There is a bit of mirth here and there at the training facility — the simulated city street where apprentice gas workers learn how to fix leaks and put out fires is named “Leak Lane.”
But the curriculum and instruction are as serious as the subject would suggest.
Kilgallon hoisted the door of an oversized garage to reveal a jungle of wires, transformers and switches right at eye level. There’s little elbow room and zero margin for error.
“We actually do energize this up to 5,000 volts,” he said. “If you close something that doesn’t phase out in the field, you’re going to cause an enormous outage. You have to synchronize the feeders together.

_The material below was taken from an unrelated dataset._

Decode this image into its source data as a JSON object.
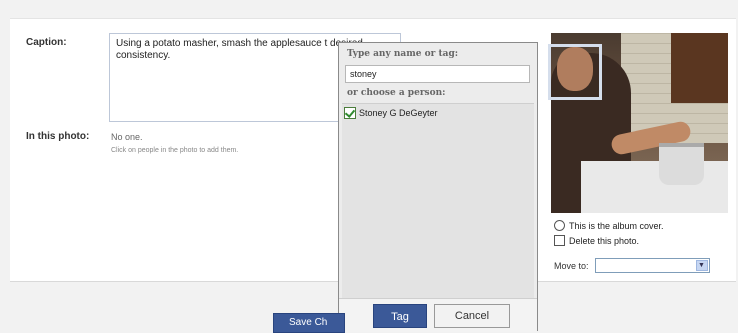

So we can simulate how to synchronize the feeders in here, on primary voltage and secondary voltage.”
Students are forbidden to be inside without an instructor, or to outnumber the instructor by more than 5-1.
But with proper oversight, it is a great place to learn, Kilgallon said.
“I’ve only been here 20 years, and now we’re getting to be the old guys! I can remember going through climbing school; it seems like only yesterday. … It’s pretty much a mentoring program or an apprenticeship program, where somebody is really talking you and walking you through it,” he said.
On the opposite end of the career ladder is Landon Marks, three years out of high school. He enrolled in the Electrical Construction and Maintenance program at Hudson Valley Community College, then went to work for National Grid in November 2022.
For the first six months, Marks is a probationary employee and “helper,” authorized to control traffic, load trucks, watch and learn — but not to work with any live wires.
Marks is comfortable with heights, having completed climbing school at the college.
“So, I already have free-climbed and certified in all that before, but now that I’m a National Grid employee I have to do it again,” he said. “I’m not going to say I lacked fear when I started, but you get used to trusting your equipment.”
The fear of falling fades behind respect for electricity, a clarity of purpose and focus that comes with proximity to deadly voltages.
“You don’t even realize you’re on the pole anymore,” Marks said.
He quotes Selby, who was his instructor at the college as well: “Climbing is like the transportation to the job. The job’s at the top of the pole, the climbing shouldn’t be the job.”
Marks plans to make a career as a lineman, just like his father, Ronnie Marks, who still works for National Grid out of Troy.
Electricity looks like a growth field for decades to come, he said. “One hundred percent.”